Zunächst müsse die Stabilisierung von Betrieben und Beschäftigung fortgeführt werden. "In diesen Sinne ist unser Tarifabschluss vom März angemessen und vertretbar - zwei Pauschalzahlungen für dieses Jahr und ab Frühjahr 2011 eine Erhöhung von 2,7 Prozent."

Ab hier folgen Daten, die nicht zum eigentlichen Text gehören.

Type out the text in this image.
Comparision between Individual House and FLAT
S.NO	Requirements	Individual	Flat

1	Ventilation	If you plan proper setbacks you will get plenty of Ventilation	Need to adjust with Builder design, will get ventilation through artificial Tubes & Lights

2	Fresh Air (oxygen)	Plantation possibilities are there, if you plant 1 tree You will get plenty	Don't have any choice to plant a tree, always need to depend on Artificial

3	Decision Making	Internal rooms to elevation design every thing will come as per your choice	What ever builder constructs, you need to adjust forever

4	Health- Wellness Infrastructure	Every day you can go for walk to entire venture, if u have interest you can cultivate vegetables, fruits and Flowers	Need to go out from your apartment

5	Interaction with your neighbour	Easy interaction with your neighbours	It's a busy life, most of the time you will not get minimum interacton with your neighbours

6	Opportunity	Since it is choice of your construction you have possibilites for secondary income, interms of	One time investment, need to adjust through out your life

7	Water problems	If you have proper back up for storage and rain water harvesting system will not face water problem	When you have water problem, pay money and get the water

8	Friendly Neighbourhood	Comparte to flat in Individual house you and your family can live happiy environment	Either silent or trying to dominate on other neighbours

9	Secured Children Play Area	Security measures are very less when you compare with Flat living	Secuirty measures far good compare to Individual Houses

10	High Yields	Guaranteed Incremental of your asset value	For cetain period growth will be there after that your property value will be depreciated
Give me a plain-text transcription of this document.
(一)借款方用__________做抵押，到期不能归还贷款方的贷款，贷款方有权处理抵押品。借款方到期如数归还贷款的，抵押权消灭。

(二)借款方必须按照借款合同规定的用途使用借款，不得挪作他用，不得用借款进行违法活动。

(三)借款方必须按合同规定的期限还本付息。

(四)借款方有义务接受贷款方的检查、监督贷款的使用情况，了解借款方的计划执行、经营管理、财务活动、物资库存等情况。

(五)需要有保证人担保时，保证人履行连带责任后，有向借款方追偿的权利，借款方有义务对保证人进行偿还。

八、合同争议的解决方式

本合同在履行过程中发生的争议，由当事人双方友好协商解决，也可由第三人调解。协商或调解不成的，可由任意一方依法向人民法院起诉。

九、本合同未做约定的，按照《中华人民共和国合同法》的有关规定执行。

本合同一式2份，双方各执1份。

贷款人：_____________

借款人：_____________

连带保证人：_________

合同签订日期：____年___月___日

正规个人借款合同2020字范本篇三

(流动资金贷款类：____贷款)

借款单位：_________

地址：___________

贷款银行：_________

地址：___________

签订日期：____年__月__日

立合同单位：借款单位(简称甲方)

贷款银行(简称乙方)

Der Vorsitzende der IG Metall, Berthold Huber, verteidigte hingegen die Lohnforderung. "Arbeitnehmer müssen etwas vom Aufschwung abbekommen", schrieb Huber in der "Bild am Sonntag". Höhere Löhne seien gerecht und gut für die Konjunktur. "Für die Beschäftigten der Stahlindustrie fordern wir einen fairen Anteil: sechs Prozent." Darüber hinaus müssten auch Leiharbeiter und Niedriglöhner in der Branche mehr Geld bekommen.